Hearts of Stone breakout
The Hearts of Stone were one of the Motown label’s strange anomalies. Their 1970 debut, Stop The World: We Wanna Get Off, for the label’s VIP subsidiary seemed like a throwback to another era. Just as suddenly as they appeared, they were gone. A few years later, frontman Floyd Lawson surfaced in Montreal and recorded a funky comeback album called Coming Out, which was pressed up for promotion under the name Floyd Lawson and the Hearts of Stone.
It’s taken 32 years, but Afrokats Records have finally reissued Coming Out, which discerning vinyl junkies will note sounds much more like a horn-heavy Miami recording than anything else that came out of Montreal or Detroit at the time.
Fortunately, the Florida pre-disco funk bump happens to be all the rage at the moment, so the appearance of the covers-enriched set couldn’t be better timed.
Jamaica Soul Shake – rewind!
If there was a Jamaican parallel to Motown’s celebrated Funk Brothers recording unit, it would have to have been Sir Coxsone Dodd’s super-busy Studio One house band Sound Dimension (intermittently featuring Jackie Mittoo and Ernest Ranglin), which provided bangin’ grooves on a daily basis for everyone from Alton Ellis and Bob Andy to Dennis Brown and the Heptones.
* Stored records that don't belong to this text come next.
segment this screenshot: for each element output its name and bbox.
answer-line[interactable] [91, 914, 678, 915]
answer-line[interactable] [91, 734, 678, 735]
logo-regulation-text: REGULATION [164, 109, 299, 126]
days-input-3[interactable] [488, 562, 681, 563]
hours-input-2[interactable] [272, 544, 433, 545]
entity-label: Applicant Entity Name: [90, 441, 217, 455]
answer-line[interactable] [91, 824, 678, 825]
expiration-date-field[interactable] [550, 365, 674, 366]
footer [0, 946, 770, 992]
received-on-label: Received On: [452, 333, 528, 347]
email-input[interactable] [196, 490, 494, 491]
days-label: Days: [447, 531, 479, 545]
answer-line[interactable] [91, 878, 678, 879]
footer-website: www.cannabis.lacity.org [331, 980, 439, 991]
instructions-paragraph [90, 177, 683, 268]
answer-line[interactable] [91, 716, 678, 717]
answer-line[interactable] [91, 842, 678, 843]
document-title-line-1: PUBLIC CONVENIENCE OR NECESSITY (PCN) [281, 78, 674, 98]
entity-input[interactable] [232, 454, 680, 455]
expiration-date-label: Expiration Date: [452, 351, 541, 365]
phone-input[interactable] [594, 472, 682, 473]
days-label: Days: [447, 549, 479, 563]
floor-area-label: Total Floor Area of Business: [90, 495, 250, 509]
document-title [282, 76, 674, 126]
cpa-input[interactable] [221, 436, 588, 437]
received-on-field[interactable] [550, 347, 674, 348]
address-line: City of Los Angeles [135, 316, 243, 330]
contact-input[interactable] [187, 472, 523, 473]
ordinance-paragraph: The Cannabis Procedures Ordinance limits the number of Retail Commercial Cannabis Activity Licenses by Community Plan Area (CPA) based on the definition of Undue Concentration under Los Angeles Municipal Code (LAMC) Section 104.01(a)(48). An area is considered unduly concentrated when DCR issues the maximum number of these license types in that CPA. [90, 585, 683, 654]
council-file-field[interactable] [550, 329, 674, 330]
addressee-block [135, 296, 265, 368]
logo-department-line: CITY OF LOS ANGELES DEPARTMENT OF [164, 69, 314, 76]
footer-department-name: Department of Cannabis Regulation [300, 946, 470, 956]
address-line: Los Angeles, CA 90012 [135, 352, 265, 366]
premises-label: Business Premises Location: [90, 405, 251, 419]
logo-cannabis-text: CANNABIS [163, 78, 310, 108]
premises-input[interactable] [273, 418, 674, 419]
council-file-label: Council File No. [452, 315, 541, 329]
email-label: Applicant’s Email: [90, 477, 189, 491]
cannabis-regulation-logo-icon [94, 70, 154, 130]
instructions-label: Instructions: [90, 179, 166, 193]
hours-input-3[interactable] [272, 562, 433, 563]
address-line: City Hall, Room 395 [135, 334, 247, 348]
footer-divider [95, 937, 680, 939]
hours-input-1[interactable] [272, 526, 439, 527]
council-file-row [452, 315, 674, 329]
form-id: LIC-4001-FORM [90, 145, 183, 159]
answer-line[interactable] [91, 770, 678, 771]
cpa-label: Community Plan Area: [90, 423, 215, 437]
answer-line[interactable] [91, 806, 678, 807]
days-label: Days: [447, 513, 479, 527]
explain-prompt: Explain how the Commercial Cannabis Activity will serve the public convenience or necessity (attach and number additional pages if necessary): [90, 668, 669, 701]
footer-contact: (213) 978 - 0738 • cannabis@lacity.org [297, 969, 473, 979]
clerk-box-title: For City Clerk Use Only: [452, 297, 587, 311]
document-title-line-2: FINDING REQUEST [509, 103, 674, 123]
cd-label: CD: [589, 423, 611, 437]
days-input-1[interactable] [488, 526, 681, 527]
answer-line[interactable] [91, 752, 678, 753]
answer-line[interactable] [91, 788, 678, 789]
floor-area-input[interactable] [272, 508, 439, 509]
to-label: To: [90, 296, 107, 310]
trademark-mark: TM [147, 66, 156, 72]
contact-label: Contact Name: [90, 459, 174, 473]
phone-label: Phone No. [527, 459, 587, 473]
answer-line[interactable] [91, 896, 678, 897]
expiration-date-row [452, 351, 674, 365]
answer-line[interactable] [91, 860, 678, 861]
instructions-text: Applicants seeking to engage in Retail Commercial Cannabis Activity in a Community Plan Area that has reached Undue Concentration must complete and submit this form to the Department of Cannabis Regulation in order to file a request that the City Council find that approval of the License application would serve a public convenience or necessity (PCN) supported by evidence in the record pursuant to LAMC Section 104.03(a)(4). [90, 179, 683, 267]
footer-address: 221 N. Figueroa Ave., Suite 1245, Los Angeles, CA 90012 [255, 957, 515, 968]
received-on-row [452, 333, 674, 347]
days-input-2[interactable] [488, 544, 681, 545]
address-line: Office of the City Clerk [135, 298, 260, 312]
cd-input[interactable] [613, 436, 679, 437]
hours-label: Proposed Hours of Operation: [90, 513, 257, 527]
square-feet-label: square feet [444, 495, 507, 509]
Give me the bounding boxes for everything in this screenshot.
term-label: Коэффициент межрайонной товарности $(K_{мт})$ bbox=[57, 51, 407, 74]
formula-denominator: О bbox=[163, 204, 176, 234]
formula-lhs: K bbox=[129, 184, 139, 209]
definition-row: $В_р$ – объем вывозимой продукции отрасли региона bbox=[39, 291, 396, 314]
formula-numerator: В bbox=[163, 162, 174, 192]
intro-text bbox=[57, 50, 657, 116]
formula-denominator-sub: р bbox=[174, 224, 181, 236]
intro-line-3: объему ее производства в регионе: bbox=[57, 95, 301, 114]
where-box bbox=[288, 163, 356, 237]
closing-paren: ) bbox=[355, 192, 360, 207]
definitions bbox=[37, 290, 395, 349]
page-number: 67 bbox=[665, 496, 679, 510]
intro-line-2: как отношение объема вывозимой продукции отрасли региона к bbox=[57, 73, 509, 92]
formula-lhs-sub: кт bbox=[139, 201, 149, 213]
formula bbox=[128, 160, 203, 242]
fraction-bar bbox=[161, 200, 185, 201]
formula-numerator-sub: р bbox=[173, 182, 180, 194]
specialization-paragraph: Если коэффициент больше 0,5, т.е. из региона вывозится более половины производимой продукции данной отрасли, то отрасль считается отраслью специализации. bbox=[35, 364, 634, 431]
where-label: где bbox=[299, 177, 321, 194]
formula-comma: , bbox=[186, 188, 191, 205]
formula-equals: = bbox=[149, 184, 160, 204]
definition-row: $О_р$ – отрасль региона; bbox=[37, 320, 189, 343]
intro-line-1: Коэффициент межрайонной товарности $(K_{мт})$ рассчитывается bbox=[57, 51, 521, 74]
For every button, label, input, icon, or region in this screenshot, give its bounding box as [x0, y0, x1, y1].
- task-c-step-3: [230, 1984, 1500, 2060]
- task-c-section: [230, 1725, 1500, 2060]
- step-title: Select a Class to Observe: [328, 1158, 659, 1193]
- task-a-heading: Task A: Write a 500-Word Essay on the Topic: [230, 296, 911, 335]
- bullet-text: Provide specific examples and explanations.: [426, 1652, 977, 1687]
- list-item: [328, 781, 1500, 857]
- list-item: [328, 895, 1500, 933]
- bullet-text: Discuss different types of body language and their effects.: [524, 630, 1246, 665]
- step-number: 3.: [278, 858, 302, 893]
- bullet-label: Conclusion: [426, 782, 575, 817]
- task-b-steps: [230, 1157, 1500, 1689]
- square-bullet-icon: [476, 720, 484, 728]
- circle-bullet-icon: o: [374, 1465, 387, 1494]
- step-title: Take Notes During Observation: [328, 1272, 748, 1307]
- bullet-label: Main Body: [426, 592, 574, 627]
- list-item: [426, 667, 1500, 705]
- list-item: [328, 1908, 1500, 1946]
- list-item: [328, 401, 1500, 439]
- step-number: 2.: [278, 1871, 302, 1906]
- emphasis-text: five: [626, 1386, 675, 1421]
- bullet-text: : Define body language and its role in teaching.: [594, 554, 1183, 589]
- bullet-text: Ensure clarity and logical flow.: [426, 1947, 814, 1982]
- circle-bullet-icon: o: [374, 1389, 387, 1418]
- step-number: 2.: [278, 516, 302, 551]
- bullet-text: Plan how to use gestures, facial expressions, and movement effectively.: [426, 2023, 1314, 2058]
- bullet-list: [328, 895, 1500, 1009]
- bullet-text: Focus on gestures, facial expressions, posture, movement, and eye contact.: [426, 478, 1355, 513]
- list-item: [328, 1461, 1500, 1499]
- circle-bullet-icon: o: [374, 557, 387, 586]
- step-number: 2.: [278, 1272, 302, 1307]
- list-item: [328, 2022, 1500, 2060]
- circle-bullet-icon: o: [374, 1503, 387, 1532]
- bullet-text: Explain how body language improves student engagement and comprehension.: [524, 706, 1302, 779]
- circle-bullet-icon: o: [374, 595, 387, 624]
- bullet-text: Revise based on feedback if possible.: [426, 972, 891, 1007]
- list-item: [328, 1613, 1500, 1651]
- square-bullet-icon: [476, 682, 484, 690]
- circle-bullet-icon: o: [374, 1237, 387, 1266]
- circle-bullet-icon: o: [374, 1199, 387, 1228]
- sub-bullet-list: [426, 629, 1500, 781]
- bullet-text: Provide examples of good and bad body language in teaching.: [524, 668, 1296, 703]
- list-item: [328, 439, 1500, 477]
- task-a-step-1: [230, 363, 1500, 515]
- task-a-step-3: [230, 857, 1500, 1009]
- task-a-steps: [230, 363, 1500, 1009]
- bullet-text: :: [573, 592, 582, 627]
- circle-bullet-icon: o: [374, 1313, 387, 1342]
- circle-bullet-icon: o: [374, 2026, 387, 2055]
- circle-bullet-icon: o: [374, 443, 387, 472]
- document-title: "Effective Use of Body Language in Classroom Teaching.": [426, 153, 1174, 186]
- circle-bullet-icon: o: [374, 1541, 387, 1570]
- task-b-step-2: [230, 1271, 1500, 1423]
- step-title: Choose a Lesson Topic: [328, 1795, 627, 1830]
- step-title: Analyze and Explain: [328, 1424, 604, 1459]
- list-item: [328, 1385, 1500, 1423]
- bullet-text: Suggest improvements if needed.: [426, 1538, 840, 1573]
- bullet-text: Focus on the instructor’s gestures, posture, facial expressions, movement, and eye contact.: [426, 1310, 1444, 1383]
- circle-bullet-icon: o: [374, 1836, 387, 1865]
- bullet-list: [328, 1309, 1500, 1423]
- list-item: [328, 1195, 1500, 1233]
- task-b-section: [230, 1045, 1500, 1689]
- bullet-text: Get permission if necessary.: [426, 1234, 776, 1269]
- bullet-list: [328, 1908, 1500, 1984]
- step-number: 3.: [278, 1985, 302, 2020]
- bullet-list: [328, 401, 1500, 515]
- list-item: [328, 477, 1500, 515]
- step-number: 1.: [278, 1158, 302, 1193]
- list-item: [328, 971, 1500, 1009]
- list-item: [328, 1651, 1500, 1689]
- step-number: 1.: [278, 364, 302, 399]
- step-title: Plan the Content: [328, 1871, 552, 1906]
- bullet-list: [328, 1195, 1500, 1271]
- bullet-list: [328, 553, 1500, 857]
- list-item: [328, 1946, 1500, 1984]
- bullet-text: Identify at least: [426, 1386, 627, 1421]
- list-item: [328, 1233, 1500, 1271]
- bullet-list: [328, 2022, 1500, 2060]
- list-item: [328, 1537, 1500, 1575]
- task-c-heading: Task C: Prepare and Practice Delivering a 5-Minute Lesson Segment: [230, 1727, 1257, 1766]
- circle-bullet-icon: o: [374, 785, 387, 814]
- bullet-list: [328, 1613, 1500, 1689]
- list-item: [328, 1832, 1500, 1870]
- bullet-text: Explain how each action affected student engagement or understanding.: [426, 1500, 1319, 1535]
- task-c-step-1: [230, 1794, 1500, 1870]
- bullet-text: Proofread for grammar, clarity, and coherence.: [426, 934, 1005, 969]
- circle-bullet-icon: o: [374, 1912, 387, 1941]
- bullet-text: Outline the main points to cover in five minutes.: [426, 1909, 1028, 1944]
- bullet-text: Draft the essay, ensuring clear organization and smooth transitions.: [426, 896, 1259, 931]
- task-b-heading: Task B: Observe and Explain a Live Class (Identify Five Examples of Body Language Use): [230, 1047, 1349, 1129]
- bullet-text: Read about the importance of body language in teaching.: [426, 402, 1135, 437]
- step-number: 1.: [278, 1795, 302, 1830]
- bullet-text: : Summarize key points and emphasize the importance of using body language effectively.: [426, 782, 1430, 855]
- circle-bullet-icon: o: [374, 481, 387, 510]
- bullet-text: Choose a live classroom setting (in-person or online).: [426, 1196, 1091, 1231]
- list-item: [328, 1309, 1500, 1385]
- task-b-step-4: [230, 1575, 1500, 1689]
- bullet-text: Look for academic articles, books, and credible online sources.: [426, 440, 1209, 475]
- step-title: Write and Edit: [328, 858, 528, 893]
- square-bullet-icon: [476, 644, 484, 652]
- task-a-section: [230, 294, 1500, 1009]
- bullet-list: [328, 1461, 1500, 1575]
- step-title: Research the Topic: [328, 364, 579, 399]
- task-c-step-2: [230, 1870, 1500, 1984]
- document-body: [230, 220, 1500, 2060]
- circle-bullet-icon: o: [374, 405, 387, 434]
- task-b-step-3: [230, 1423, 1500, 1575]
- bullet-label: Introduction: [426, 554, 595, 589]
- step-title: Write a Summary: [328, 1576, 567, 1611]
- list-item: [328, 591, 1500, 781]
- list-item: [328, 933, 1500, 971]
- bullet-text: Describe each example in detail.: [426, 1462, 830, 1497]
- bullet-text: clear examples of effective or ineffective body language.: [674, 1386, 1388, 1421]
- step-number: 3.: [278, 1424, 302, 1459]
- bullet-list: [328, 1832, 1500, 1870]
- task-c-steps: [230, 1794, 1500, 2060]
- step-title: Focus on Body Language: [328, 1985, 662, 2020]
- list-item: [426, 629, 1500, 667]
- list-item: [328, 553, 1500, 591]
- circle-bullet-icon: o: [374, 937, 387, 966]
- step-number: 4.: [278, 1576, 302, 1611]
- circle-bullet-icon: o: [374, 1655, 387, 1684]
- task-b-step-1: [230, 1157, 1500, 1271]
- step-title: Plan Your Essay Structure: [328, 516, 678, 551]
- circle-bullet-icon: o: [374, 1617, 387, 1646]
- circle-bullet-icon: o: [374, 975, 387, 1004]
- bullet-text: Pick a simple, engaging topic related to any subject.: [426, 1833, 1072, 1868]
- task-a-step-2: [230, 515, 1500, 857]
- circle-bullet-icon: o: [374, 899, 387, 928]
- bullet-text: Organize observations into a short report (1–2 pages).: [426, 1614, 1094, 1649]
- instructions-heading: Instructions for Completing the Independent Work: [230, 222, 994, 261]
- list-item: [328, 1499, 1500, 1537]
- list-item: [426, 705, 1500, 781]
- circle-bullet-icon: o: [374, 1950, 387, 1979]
As a follow-up to 2006’s excellent Jamaica Soul Shake (Soul Jazz) overview, Mojo Rocksteady Beat (Soul Jazz) fills in some of the gaps with another stellar compendium mixing well-loved jams like Rockfort Rock and Drum Song with lesser-known gems such as Great Mu Ga Ru Ga. The notes are skimpy, but you can’t fault those badass grooves. Too tough!